No dije nada. Volví a pensar en Tamara. Ella seguro le hubiera preguntado el significado de hacer un gol en su vida. Lo miré. Estaba triste. Tuve la impresión que el viejo ya había pateado al arco, pero no se acordaba. Yo lo imaginaba haciendo el gol. Él, seguramente, no supo que yo lo imaginaba festejando. Con la noche a cuestas apareció Mauro. Nos fuimos los tres al sauna. Caminamos bastante. Era una casona a unos cinco kilómetros. Cuatro putas viejas. En un televisor pasaban un video con una mina masturbando a un caballo. Jugaba con la gran verga hasta que se animaba a metérsela en la concha. Nos sentamos en unas sillas de plástico. El tipo de la barra saludó a Mauro y al viejo Ruiz con un abrazo. Dos fernet con coca. Un whisky. Brindamos. Mauro lo hizo por mí. Yo por la granja. EL viejo Ruiz por su hija, y por River.

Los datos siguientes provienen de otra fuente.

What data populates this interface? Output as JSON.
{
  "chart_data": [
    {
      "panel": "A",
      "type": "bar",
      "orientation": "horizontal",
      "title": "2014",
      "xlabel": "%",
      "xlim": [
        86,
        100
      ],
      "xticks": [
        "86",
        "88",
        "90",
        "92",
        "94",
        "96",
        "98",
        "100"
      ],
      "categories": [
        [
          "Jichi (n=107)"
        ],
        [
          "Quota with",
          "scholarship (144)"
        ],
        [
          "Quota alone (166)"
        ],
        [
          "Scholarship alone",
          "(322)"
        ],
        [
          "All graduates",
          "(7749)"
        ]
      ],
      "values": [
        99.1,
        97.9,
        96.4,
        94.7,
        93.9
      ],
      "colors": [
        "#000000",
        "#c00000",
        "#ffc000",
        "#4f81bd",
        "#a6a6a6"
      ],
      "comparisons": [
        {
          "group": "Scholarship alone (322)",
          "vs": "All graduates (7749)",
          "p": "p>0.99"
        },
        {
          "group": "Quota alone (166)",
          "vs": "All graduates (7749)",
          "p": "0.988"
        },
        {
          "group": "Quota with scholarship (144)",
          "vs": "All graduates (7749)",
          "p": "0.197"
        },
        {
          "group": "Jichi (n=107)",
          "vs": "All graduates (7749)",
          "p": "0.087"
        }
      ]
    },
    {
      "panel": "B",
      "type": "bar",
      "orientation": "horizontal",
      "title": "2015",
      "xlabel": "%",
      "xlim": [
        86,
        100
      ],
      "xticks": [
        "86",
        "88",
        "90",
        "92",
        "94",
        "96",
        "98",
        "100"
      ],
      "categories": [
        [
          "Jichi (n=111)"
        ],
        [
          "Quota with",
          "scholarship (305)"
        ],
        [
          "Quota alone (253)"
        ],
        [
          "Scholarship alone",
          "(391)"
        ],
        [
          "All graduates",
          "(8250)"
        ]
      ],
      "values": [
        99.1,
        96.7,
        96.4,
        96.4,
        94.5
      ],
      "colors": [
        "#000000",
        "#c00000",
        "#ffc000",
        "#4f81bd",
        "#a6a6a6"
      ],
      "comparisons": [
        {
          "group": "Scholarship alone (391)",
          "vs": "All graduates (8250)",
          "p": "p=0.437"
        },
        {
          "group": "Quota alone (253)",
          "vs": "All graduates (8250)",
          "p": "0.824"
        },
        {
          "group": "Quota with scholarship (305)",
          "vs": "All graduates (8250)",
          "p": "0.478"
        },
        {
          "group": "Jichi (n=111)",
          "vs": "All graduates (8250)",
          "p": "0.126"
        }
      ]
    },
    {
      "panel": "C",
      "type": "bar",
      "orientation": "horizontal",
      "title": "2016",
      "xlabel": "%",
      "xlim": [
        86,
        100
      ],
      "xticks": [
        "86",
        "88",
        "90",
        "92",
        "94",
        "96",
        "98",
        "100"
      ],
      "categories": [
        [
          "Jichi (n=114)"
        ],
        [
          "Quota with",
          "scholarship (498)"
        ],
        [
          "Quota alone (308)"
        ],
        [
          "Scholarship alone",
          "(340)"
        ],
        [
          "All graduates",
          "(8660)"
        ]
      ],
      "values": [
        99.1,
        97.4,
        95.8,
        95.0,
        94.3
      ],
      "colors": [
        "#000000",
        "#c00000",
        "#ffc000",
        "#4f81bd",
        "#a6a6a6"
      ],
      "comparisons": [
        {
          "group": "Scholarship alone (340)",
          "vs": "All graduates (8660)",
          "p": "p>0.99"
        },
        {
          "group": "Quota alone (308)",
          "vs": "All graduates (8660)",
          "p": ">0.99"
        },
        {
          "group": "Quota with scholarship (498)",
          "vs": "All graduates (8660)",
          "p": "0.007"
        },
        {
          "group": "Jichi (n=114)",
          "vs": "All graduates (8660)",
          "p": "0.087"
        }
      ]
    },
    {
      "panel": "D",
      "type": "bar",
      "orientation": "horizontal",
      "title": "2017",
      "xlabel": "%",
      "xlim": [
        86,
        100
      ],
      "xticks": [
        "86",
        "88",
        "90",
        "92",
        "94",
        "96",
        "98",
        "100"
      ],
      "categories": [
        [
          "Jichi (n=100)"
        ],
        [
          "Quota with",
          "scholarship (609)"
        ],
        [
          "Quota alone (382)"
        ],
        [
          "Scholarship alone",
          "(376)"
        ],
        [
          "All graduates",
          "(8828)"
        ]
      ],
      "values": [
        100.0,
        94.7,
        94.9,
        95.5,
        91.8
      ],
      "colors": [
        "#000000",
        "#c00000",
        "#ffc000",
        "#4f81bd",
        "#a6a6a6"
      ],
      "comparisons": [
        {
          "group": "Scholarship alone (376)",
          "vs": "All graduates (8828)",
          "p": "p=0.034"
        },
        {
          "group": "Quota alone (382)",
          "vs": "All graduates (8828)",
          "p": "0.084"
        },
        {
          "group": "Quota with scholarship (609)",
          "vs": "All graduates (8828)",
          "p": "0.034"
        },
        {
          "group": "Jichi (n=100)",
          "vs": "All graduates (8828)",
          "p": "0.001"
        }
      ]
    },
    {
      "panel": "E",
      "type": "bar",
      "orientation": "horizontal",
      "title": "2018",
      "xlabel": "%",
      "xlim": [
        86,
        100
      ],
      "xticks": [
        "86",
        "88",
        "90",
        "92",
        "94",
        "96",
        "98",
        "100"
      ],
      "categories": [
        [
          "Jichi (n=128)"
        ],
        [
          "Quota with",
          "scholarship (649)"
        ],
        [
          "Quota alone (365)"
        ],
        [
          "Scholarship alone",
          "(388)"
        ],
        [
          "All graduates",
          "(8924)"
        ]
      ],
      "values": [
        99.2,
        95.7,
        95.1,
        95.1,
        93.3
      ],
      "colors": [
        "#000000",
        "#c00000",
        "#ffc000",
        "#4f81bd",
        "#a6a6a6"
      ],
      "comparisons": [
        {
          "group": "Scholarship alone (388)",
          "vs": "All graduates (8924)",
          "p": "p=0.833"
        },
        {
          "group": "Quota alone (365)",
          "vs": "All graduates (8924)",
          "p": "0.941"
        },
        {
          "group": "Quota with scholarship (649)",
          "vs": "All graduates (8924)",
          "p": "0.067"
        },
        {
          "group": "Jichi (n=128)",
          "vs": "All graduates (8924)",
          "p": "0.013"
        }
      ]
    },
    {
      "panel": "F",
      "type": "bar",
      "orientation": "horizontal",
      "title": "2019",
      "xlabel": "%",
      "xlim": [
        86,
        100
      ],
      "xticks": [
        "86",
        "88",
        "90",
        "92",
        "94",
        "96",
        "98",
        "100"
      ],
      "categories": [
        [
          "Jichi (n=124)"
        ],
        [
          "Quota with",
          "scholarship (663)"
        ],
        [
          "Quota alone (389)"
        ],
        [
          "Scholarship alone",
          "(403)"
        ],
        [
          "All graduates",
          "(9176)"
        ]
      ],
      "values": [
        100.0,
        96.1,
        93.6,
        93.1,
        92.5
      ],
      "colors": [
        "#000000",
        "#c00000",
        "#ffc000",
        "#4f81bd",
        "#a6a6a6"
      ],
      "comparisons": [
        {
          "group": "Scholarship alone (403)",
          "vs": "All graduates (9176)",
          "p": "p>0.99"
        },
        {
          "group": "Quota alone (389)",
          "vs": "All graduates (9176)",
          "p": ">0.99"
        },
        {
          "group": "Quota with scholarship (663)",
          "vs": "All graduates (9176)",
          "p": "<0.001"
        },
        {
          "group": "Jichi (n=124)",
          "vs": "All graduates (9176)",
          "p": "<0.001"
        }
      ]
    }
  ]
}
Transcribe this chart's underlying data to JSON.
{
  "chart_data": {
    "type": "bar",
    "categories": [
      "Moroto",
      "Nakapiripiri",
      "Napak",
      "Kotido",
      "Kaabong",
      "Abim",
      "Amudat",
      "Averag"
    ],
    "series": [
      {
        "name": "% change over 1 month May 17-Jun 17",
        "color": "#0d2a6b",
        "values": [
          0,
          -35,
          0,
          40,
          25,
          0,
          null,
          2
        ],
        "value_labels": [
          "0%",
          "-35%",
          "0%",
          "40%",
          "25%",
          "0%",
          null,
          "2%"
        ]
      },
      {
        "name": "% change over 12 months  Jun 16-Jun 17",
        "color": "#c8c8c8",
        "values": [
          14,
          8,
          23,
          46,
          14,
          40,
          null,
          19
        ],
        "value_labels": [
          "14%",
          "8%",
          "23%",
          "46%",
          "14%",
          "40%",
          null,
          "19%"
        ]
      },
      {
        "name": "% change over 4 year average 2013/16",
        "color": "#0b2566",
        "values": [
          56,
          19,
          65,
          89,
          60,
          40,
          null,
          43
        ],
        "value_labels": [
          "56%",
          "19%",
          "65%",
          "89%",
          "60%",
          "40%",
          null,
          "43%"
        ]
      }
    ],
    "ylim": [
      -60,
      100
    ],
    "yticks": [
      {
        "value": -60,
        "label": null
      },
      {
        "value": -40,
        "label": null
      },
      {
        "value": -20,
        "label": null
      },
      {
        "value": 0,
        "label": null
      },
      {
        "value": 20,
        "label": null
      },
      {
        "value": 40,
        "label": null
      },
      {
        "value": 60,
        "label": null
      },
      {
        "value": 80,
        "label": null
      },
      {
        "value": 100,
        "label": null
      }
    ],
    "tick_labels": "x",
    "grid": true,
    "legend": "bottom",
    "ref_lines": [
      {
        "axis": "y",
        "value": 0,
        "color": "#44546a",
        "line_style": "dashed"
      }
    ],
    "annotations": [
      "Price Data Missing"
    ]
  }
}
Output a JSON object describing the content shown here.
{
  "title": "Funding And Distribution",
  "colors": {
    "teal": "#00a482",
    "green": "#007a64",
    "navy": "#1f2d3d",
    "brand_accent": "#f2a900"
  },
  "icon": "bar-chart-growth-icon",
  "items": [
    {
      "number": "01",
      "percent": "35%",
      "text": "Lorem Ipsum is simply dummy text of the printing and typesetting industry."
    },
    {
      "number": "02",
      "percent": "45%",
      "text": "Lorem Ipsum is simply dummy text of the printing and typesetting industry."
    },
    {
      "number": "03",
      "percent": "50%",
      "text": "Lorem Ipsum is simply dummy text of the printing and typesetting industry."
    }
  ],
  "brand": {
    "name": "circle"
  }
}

Esperé afuera que acabaran con las putas. O mejor dicho, que las putas acabaran con ellos. Había una oscuridad deliciosa. Me recosté en el umbral del cabaret. Hacía mucho que no veía las estrellas, la luz distinguida de la noche. El vientito fresco y dulce de las sierras me erizó la piel. Tuve una pequeña erección que terminó con mi semen enredado en los pastizales. Mauro y el viejo salieron cantando. Mauro quiso hacerme una joda agarrándome la pija. Al tocarla se dio cuenta que estaba gomosa, todavía movilizada por la paja que me acababa de hacer. Sacó la mano y empezó a gritarme, “¡Hijo de puta! ¡Qué asco!” El viejo se ofreció para pagar una ronda más de chupi. No fue sólo una, fueron decenas. Las pagamos entre todos. Quedé doblado. El viejo y Mauro aplaudían mientras yo subía una escalera sostenido por una puta de más de sesenta pirulos. Terminé pidiéndole disculpas porque no se me paró la pija. Me dijo que no me preocupara dándome un beso cargado de energía. Al fin y al cabo fui un buen cliente: Pagué y no garché. De regreso a la casa me sentí bien. Pensé en quedarme a vivir en la granja. Se lo contaría a Mauro al día siguiente.